In recent weeks, we’ve seen financial markets move in step with rising and falling fears stoked by Kim Jong Un. At the same time, gold has seen a rise as investors turn the the “safe haven” characteristics of the currency. Simultaneously, cryptocurrencies have risen for similar reasons. These tandem movements have led some to compare the two investments. “Approximately $155 billion in cryptocurrencies are in circulation around the world right now. Bitcoin by itself is at $78 billion, which is close to the $90 billion invested in all gold ETFs,” remarked Forbes. Some investors are asking where their assets are best held, in bitcoin or gold?
Proponents of bitcoin often advocate that the “supply is mathematically metered” and therefore much more likely to grow in value over time whereas “the global gold supply has inflated steadily over the last hundred years,” according to authors at ARK Invest and Coinbase Inc. While these statements are true, they ignore an important counter argument. Bitcoin is still exposed to “counterparty risk.”
We have previously discussed counterparty risk at Blanchard. In short, counterparty risk is the risk inherent in an investment, like equities, that involves another party.
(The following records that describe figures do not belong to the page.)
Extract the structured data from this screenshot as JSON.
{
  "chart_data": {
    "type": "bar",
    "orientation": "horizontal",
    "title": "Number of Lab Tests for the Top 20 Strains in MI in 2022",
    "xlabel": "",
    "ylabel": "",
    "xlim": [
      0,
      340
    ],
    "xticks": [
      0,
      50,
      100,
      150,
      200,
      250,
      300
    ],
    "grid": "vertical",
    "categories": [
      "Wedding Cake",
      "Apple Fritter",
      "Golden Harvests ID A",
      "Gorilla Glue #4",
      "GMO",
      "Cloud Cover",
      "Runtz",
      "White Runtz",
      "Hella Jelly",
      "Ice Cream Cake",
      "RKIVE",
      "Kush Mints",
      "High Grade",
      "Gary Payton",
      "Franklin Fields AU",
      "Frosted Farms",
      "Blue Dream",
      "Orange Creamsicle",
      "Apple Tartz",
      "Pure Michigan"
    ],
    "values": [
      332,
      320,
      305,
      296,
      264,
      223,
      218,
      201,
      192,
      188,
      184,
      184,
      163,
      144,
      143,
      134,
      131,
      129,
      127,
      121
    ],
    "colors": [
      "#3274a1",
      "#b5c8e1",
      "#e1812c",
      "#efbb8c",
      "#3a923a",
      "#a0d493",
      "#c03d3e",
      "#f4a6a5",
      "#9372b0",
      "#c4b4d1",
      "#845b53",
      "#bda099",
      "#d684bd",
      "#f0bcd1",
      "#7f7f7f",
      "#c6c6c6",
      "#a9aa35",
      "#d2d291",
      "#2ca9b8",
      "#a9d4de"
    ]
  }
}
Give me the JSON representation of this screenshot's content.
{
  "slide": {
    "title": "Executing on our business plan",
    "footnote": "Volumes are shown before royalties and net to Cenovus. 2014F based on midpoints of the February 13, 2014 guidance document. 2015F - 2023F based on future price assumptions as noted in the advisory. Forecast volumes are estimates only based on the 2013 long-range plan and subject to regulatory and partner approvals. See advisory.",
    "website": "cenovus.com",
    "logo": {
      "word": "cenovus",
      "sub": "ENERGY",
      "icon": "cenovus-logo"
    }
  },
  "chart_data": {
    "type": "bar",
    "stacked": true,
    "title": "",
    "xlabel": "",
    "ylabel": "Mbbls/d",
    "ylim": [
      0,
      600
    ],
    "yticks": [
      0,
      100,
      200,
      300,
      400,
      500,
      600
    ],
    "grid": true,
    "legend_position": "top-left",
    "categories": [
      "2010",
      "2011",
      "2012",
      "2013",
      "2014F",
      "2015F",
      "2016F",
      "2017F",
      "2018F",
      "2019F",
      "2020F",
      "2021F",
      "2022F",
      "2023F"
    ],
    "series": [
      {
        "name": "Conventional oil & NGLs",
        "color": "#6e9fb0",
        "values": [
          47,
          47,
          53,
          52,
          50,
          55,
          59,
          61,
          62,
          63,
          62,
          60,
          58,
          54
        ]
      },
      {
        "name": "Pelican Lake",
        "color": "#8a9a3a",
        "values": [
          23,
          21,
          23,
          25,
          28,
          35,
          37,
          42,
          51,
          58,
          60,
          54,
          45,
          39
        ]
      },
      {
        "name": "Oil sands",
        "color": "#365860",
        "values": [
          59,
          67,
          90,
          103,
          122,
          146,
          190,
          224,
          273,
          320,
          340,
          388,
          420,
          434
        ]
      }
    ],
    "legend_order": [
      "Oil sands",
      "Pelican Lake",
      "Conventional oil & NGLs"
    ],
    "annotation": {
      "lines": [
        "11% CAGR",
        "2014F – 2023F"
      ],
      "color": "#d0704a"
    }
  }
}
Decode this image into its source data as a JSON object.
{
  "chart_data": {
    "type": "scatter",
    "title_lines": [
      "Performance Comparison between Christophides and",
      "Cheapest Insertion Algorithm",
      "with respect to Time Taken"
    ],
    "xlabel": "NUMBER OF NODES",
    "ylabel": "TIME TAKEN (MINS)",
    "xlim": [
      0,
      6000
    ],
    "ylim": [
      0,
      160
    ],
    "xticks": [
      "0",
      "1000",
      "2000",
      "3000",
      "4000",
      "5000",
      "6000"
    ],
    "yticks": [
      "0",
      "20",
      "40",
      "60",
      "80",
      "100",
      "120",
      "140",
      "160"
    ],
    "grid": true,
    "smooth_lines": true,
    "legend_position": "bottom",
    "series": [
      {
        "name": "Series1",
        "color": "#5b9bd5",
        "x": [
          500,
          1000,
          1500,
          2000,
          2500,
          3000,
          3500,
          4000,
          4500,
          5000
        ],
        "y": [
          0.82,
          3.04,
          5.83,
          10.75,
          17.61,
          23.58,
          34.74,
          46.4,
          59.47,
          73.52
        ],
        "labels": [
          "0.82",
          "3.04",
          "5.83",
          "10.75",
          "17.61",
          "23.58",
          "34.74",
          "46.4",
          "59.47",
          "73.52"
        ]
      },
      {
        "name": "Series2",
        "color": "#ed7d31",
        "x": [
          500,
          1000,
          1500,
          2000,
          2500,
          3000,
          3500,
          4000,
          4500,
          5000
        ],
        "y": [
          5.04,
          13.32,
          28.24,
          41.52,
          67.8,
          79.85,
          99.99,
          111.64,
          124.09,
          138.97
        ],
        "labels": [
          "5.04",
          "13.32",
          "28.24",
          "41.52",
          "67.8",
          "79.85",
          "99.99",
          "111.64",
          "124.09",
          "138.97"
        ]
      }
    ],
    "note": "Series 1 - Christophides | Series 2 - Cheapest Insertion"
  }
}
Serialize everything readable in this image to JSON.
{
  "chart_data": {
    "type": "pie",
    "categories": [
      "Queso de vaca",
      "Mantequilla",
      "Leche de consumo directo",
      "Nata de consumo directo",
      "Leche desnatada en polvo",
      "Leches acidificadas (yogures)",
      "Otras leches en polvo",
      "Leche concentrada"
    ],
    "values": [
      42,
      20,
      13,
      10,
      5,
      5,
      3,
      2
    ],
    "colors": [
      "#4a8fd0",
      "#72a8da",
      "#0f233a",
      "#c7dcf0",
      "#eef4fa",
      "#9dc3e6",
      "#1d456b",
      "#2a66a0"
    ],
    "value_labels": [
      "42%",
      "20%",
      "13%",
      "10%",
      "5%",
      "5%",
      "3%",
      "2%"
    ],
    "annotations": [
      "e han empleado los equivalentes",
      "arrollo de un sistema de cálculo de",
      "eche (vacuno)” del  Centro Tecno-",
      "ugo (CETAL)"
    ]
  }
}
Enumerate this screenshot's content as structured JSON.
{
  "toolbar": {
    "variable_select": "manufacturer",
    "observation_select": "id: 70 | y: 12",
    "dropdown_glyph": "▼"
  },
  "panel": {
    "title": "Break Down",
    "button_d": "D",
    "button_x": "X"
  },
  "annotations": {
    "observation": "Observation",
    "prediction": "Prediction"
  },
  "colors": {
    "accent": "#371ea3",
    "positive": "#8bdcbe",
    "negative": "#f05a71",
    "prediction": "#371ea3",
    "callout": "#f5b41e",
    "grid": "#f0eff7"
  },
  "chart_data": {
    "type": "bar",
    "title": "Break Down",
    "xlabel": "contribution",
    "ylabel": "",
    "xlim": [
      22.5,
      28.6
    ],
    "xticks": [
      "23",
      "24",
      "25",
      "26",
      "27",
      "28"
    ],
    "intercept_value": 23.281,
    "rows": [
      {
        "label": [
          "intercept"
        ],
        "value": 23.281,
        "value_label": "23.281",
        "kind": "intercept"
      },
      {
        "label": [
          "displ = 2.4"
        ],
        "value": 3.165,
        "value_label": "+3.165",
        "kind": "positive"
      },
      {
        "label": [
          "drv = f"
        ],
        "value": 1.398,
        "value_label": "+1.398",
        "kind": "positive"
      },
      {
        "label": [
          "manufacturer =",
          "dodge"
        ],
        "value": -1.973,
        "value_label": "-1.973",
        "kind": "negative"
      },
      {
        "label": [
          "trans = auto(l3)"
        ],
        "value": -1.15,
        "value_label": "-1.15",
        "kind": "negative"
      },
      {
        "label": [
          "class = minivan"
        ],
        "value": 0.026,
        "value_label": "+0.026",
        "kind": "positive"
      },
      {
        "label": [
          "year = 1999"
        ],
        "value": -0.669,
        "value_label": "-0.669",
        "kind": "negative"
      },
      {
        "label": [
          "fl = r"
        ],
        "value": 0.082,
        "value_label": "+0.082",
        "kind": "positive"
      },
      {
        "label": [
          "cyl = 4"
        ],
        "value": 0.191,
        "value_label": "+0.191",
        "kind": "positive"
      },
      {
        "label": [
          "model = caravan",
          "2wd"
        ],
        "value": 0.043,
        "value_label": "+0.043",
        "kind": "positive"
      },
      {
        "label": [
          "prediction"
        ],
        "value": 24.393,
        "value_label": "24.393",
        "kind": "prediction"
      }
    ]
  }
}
If this group doesn’t hold up their end of the deal you, as the investor, can be left holding the bag. A publicly traded company (like Enron) might reveal themselves as fraudsters losing millions of shareholder investments. The technological marvel and novelty of bitcoin often leads investors to forget that with such an investment counterparty risk is very real.
However, if the transactions behind bitcoin are purely democratic, peer-to-peer, and on a shared, open ledger, how does counterparty risk enter the picture? This is where we return to North Korea’s saber rattling.
Bitcoin needs the internet to live, gold doesn’t. In a full military strike, infrastructures like the country’s internet are likely to be a primary target. Gold survives even without the supporting structure of technology.
Bitcoin, like the fiat currencies it eschews, is man-made. Technology is such a ubiquitous presence in our lives we often forget that it’s even present. Bitcoin investors would do well to temper their support for such a new asset that has not yet been tested against the leveling effect of warring nations especially in the nuclear age.